President Emmanuel Macron said the firefighters were heroes and paid homage to the courage of rescuers who saved the life of one firefighter who was buried under the rubble for two-and-a-half hours.

Among the dead was a Spanish woman who was holidaying in Paris with her husband, the Spanish foreign ministry said.

Paris Mayor Anne Hidalgo, who was also at the scene, extended a "message of affection and solidarity" to the victims.

Parisian police warned the public to "avoid the area and allow the passage of the emergency vehicles".

Throughout the morning, firefighters worked to extinguish the blaze and used ladders to clear people from the building while other emergency workers treated some of the injured at the scene.
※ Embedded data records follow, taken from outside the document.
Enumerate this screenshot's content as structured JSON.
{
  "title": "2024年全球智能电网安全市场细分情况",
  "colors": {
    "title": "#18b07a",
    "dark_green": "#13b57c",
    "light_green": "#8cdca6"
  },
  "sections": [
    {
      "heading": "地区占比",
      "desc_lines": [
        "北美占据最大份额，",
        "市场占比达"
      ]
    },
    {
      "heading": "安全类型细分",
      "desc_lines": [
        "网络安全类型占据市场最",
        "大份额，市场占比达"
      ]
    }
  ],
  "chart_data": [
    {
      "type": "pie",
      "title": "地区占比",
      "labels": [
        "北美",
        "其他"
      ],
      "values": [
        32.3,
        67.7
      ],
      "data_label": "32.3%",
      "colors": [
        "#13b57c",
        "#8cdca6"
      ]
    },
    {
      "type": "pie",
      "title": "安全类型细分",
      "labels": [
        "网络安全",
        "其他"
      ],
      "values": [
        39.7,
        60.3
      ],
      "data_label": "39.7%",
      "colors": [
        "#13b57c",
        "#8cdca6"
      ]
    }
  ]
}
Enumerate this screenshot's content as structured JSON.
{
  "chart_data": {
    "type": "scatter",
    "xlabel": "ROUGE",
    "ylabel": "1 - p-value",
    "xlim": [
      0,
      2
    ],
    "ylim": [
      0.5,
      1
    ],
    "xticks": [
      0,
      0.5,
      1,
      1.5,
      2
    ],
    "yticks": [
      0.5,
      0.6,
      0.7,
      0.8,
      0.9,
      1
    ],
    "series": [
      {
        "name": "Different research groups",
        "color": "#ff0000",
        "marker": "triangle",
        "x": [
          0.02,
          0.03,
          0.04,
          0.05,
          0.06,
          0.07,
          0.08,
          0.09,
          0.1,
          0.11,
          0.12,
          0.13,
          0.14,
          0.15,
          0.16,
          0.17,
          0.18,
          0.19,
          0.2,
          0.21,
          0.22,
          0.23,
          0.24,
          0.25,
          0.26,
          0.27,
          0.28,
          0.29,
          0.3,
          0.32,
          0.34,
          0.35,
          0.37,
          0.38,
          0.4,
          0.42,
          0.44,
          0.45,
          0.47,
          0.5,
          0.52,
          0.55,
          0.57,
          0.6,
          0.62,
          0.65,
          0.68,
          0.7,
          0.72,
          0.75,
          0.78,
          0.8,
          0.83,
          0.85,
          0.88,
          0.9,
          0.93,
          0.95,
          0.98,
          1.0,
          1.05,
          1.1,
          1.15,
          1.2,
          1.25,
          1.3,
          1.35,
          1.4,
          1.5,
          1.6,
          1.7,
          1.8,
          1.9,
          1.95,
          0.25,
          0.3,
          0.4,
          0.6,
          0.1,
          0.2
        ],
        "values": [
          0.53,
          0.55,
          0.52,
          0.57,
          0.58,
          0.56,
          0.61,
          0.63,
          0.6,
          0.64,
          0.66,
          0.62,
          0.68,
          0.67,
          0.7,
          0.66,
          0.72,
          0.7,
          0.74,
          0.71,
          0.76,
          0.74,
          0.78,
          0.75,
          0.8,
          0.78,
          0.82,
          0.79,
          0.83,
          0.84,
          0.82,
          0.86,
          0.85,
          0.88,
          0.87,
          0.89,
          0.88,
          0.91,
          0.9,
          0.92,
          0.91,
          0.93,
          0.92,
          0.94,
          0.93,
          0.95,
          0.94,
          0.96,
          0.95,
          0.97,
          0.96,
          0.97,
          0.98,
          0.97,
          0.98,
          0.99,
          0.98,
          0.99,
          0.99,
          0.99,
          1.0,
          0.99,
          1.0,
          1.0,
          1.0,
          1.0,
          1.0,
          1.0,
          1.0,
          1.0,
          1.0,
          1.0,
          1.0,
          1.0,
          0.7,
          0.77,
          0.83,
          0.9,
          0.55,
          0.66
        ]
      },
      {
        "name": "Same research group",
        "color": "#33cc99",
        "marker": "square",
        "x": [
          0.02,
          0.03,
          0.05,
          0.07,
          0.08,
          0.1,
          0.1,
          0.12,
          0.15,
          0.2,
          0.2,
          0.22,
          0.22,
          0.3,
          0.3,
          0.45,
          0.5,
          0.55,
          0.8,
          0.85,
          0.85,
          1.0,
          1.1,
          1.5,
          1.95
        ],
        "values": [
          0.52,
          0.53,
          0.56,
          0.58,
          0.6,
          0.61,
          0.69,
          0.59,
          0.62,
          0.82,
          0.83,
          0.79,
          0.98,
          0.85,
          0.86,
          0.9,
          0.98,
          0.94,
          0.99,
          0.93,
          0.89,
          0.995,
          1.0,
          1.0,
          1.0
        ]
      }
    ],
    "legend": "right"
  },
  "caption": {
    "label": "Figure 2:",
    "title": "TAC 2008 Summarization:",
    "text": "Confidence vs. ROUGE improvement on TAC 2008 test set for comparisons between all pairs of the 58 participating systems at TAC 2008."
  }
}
The cause of the blast appeared to be an accidental gas leak, said Paris prosecutor Remy Heitz. Firefighters were already at the scene before the explosion to investigate the cause of the leak, he said.

The situation was "under control" by the time Mr Castaner visited the site, which he described as shocking. About 200 firefighters and police were involved in the operation to contain the situation, he said.

Earlier, witnesses described an overwhelmingly loud blast and then hearing screams from people trapped in nearby buildings.

"I heard one big explosion and then a lot of pressure came at me [and] a lot of black smoke and glass," Pedro Goncalves, an employee at the Hotel Mercure opposite the bakery, told the Associated Press. "And I had just enough time to get down and cover myself and protect my head."

Images shared online showed the bakery as a blackened shell, with broken glass and charred debris littering the street outside. Many shops and buildings on the street and those immediately surrounding the explosion on Rue de Trevise had shattered windows.

The capital was preparing for weekly protests by the "yellow vest" movement, which is campaigning against Mr Macron's economic policies.